В роду ласса Гаэрда было много славных предков, чьи имена значились среди победителей. Лиаль знала наизусть их имена и годы жизни. Зачем ей это? Она не могла сказать точно. Наверное, девушка видела в изучении истории чужого ей рода некое развлечение. Правда, показать свой интерес и узнать, что случилось с родом Дальвейг после того времени, что последним значилось в Хрониках, Лиаль не решилась бы никогда. Тем более, что ей следовало так подробно изучать предков своего супруга, чтобы потом рассказать их детям о том, какому славному роду они принадлежат, как и полагалось делать добропорядочной матери и жене. Но, к своему стыду, лаисса Ренваль знала о роде, с которым теперь была связана ее жизнь, так мало, что и заговаривать об этом не стоило.
А еще очень хотелось узнать больше о том, что привело ласса в замок наместника, но он по-прежнему не спешил рассказывать, а Лиаль не осмеливалась спросить, несмотря на все свое любопытство. Медальон она все так же носила под одеждой, снимая его лишь тогда, когда ложилась спать, потому что менее всего хотела, чтобы прислуга, если войдет в ее опочивальню, заметила на госпоже чужую вещь. Но оставаясь в одиночестве, лаисса Ренваль доставала его, снимала с шеи и ласково обводила кончиком пальца каждую букву, повторяя написанный девиз, поглаживала орла и снова прятала под одеждой. И она, скорей, рассталась бы с жизнью, чем показала бы кому-то этот медальон или рассказала о нем.
Лиот теперь пел ей песни не о воинах и странствующих благородных лассах, сражавшихся с разбойниками, бравшими замки и спасавших прекрасных лаисс. Бард был удивлен, ибо раньше госпожа не выбирала песен, и он пел то, к чему лежала его душа. Но теперь, стоило мужчине ударить по струнам, как Лиаль останавливала его и просила:
- Лиот, спой мне про благородного ласса Хенрика. Хочу послушать о его странствиях.
- Как будет угодно моей госпоже, - склонял голову бард и заводил долгую балладу о подвигах благородного странствующего ласса.

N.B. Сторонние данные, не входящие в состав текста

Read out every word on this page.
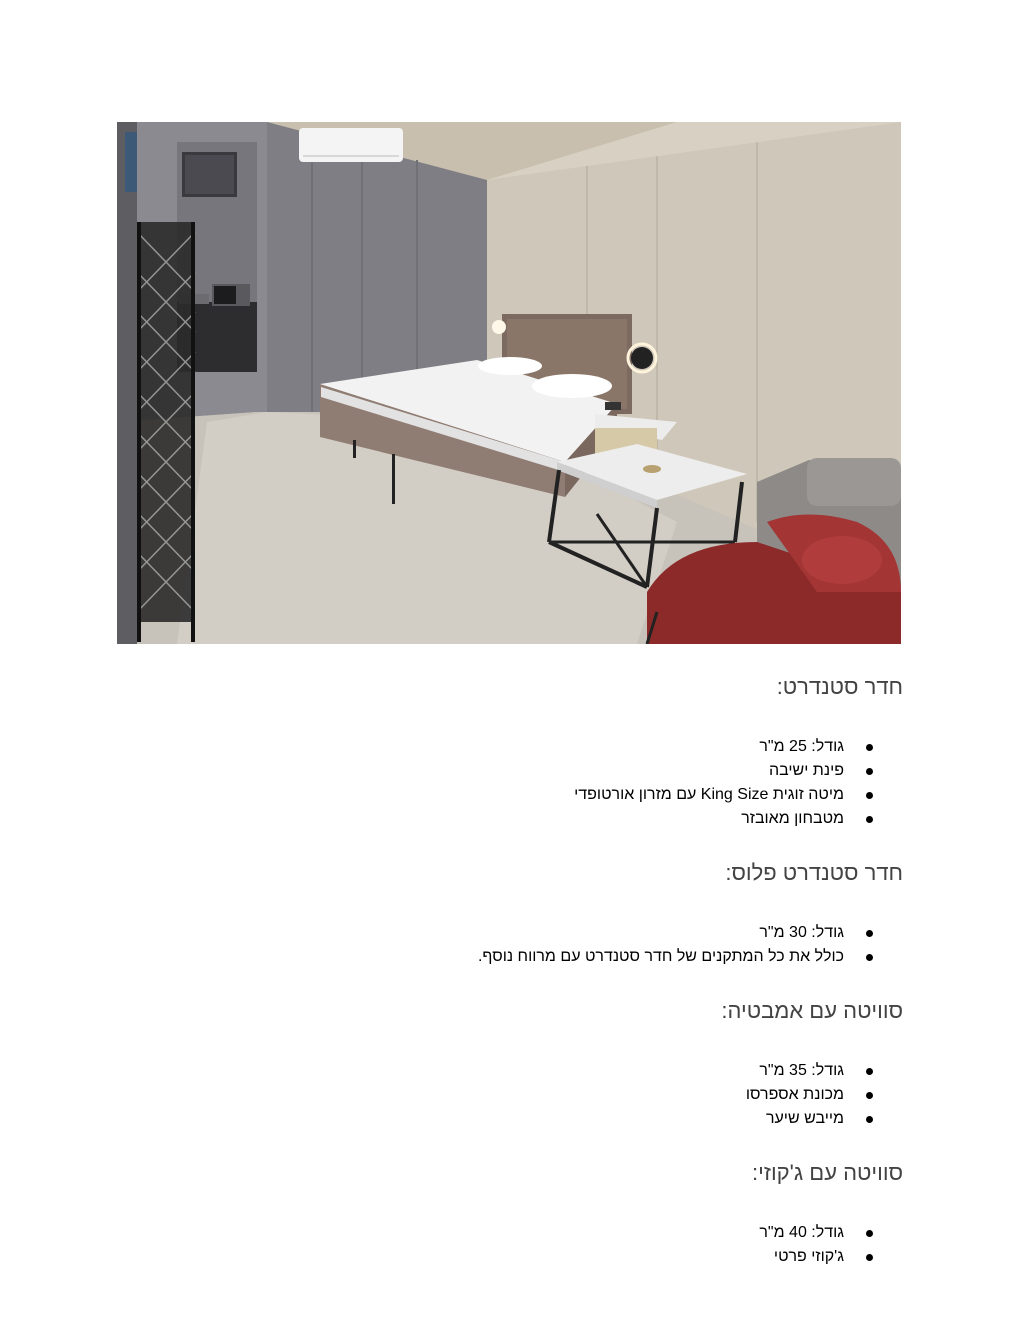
חדר סטנדרט:
גודל: 25 מ"ר
פינת ישיבה
מיטה זוגית King Size עם מזרון אורטופדי
מטבחון מאובזר
חדר סטנדרט פלוס:
גודל: 30 מ"ר
כולל את כל המתקנים של חדר סטנדרט עם מרווח נוסף.
סוויטה עם אמבטיה:
גודל: 35 מ"ר
מכונת אספרסו
מייבש שיער
סוויטה עם ג'קוזי:
גודל: 40 מ"ר
ג'קוזי פרטי
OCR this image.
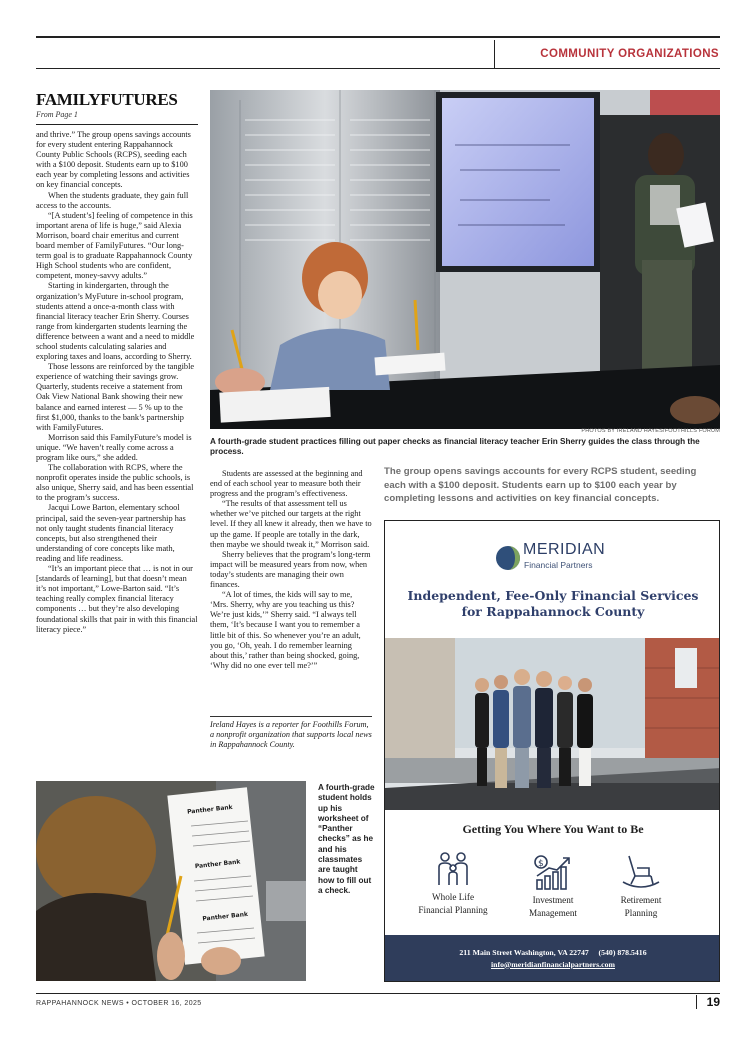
COMMUNITY ORGANIZATIONS
FAMILYFUTURES
From Page 1

and thrive.” The group opens savings accounts for every student entering Rappahannock County Public Schools (RCPS), seeding each with a $100 deposit. Students earn up to $100 each year by completing lessons and activities on key financial concepts.

When the students graduate, they gain full access to the accounts.

“[A student’s] feeling of competence in this important arena of life is huge,” said Alexia Morrison, board chair emeritus and current board member of FamilyFutures. “Our long-term goal is to graduate Rappahannock County High School students who are confident, competent, money-savvy adults.”

Starting in kindergarten, through the organization’s MyFuture in-school program, students attend a once-a-month class with financial literacy teacher Erin Sherry. Courses range from kindergarten students learning the difference between a want and a need to middle school students calculating salaries and exploring taxes and loans, according to Sherry.

Those lessons are reinforced by the tangible experience of watching their savings grow. Quarterly, students receive a statement from Oak View National Bank showing their new balance and earned interest — 5 % up to the first $1,000, thanks to the bank’s partnership with FamilyFutures.

Morrison said this FamilyFuture’s model is unique. “We haven’t really come across a program like ours,” she added.

The collaboration with RCPS, where the nonprofit operates inside the public schools, is also unique, Sherry said, and has been essential to the program’s success.

Jacqui Lowe Barton, elementary school principal, said the seven-year partnership has not only taught students financial literacy concepts, but also strengthened their understanding of core concepts like math, reading and life readiness.

“It’s an important piece that … is not in our [standards of learning], but that doesn’t mean it’s not important,” Lowe-Barton said. “It’s teaching really complex financial literacy components … but they’re also developing foundational skills that pair in with this financial literacy piece.”

PHOTOS BY IRELAND HAYES/FOOTHILLS FORUM
A fourth-grade student practices filling out paper checks as financial literacy teacher Erin Sherry guides the class through the process.

Students are assessed at the beginning and end of each school year to measure both their progress and the program’s effectiveness.

“The results of that assessment tell us whether we’ve pitched our targets at the right level. If they all knew it already, then we have to up the game. If people are totally in the dark, then maybe we should tweak it,” Morrison said.

Sherry believes that the program’s long-term impact will be measured years from now, when today’s students are managing their own finances.

“A lot of times, the kids will say to me, ‘Mrs. Sherry, why are you teaching us this? We’re just kids,’” Sherry said. “I always tell them, ‘It’s because I want you to remember a little bit of this. So whenever you’re an adult, you go, ‘Oh, yeah. I do remember learning about this,’ rather than being shocked, going, ‘Why did no one ever tell me?’”

Ireland Hayes is a reporter for Foothills Forum, a nonprofit organization that supports local news in Rappahannock County.
The group opens savings accounts for every RCPS student, seeding each with a $100 deposit. Students earn up to $100 each year by completing lessons and activities on key financial concepts.
MERIDIAN
Financial Partners
Independent, Fee-Only Financial Services
for Rappahannock County
Getting You Where You Want to Be
Whole Life
Financial Planning
$
Investment
Management
Retirement
Planning
211 Main Street Washington, VA 22747 (540) 878.5416
info@meridianfinancialpartners.com
Panther Bank
Panther Bank
Panther Bank
A fourth-grade student holds up his worksheet of “Panther checks” as he and his classmates are taught how to fill out a check.
RAPPAHANNOCK NEWS • OCTOBER 16, 2025	19
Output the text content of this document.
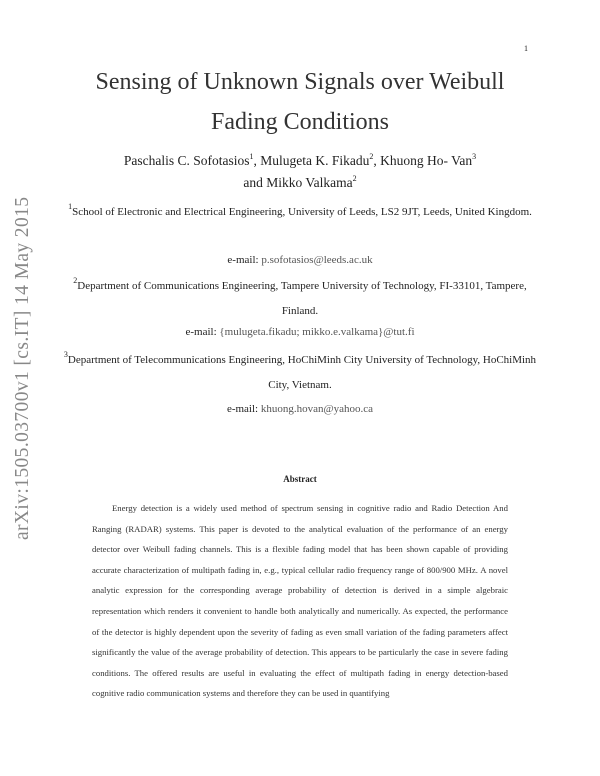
1
arXiv:1505.03700v1 [cs.IT] 14 May 2015
Sensing of Unknown Signals over Weibull Fading Conditions
Paschalis C. Sofotasios$^1$, Mulugeta K. Fikadu$^2$, Khuong Ho- Van$^3$
and Mikko Valkama$^2$
$^1$School of Electronic and Electrical Engineering, University of Leeds, LS2 9JT, Leeds, United Kingdom.
e-mail: p.sofotasios@leeds.ac.uk
$^2$Department of Communications Engineering, Tampere University of Technology, FI-33101, Tampere, Finland.
e-mail: {mulugeta.fikadu; mikko.e.valkama}@tut.fi
$^3$Department of Telecommunications Engineering, HoChiMinh City University of Technology, HoChiMinh City, Vietnam.
e-mail: khuong.hovan@yahoo.ca
Abstract
Energy detection is a widely used method of spectrum sensing in cognitive radio and Radio Detection And Ranging (RADAR) systems. This paper is devoted to the analytical evaluation of the performance of an energy detector over Weibull fading channels. This is a flexible fading model that has been shown capable of providing accurate characterization of multipath fading in, e.g., typical cellular radio frequency range of 800/900 MHz. A novel analytic expression for the corresponding average probability of detection is derived in a simple algebraic representation which renders it convenient to handle both analytically and numerically. As expected, the performance of the detector is highly dependent upon the severity of fading as even small variation of the fading parameters affect significantly the value of the average probability of detection. This appears to be particularly the case in severe fading conditions. The offered results are useful in evaluating the effect of multipath fading in energy detection-based cognitive radio communication systems and therefore they can be used in quantifying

За это время бард не принес лаиссе новых писем от брата, но тому была причина. Лиот успел только передать ее послание, а после начались снегопады, и выбраться из замка не представлялось возможным. Дорогу завалило настолько, что челядь подумывала начать расчищать путь, дабы избежать гнева господина, когда он вернется в замок и не сможет пробиться через сугробы. Но его возвращения не ожидалось еще около двух-трех недель, а снеди в замке хватало, потому прислуга позволила себе облениться, не особо слушая увещевания наложницы, а госпожа молчала.